Linear versus nonlinear
Linear algorithms involve lines or hyperplanes. Hyperplanes are flat surfaces in any n-dimensional space. They tend to be easy to understand and explain, as they involve ratios (with an offset). Some functions that consistently and monotonically increase or decrease can be mapped to a linear function with a transformation. For example, exponential growth can be mapped to a line with the log transformation.
Nonlinear algorithms tend to be tougher to explain to colleagues and investors, yet ensembles of decision trees that are nonlinear tend to perform very well. KNN, which we examined earlier, is nonlinear. In some cases, functions not increasing or decreasing in a familiar manner are acceptable for the sake of accuracy.

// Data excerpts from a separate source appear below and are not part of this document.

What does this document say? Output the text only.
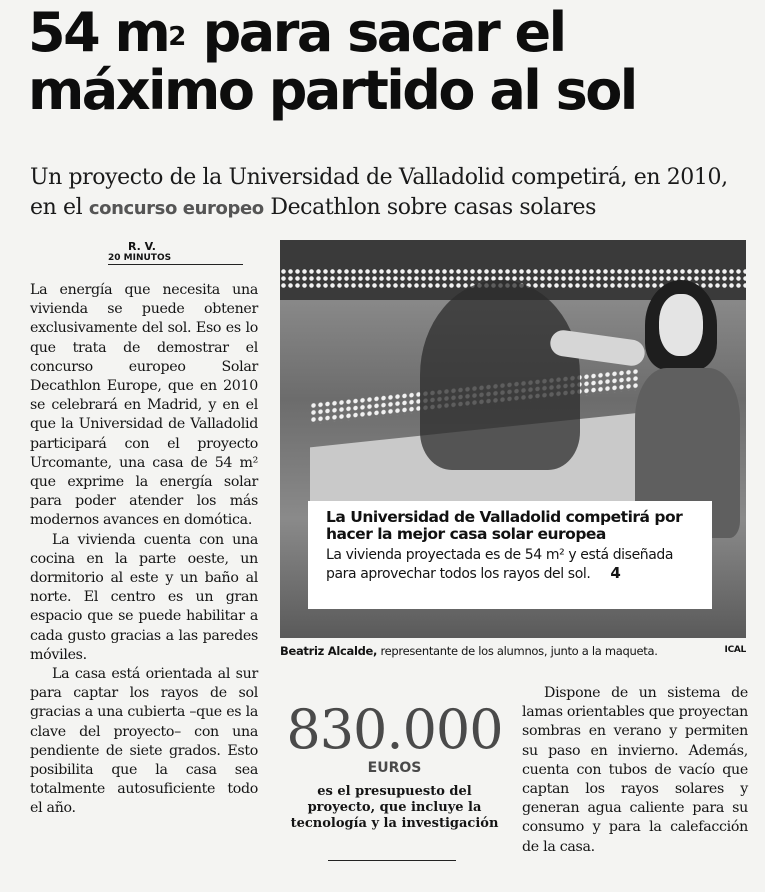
54 $m^2$ para sacar el
máximo partido al sol

Un proyecto de la Universidad de Valladolid competirá, en 2010, en el concurso europeo Decathlon sobre casas solares

R. V.
20 MINUTOS

La energía que necesita una vivienda se puede obtener exclusivamente del sol. Eso es lo que trata de demostrar el concurso europeo Solar Decathlon Europe, que en 2010 se celebrará en Madrid, y en el que la Universidad de Valladolid participará con el proyecto Urcomante, una casa de 54 m² que exprime la energía solar para poder atender los más modernos avances en domótica.

La vivienda cuenta con una cocina en la parte oeste, un dormitorio al este y un baño al norte. El centro es un gran espacio que se puede habilitar a cada gusto gracias a las paredes móviles.

La casa está orientada al sur para captar los rayos de sol gracias a una cubierta –que es la clave del proyecto– con una pendiente de siete grados. Esto posibilita que la casa sea totalmente autosuficiente todo el año.

La Universidad de Valladolid competirá por hacer la mejor casa solar europea

La vivienda proyectada es de 54 m² y está diseñada para aprovechar todos los rayos del sol. 4

Beatriz Alcalde, representante de los alumnos, junto a la maqueta.	ICAL
830.000
EUROS
es el presupuesto del proyecto, que incluye la tecnología y la investigación

Dispone de un sistema de lamas orientables que proyectan sombras en verano y permiten su paso en invierno. Además, cuenta con tubos de vacío que captan los rayos solares y generan agua caliente para su consumo y para la calefacción de la casa.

Try a simple SVC with a polynomial kernel, as follows:
from sklearn.svm import SVC #Usual import of SVC
svc_poly_clf = SVC(kernel = 'poly', degree= 3).fit(X_train, y_train) #Polynomial Kernel of Degree 3
The polynomial kernel of degree 3 looks like a cubic curve in two dimensions. It leads to a slightly better fit, but note that it can be harder to explain to others than a linear kernel with consistent behavior throughout all of the Euclidean space:
svc_poly_scores = cross_val_score(svc_clf, X_train, y_train, cv=4)
svc_poly_scores.mean()
0.95906432748538006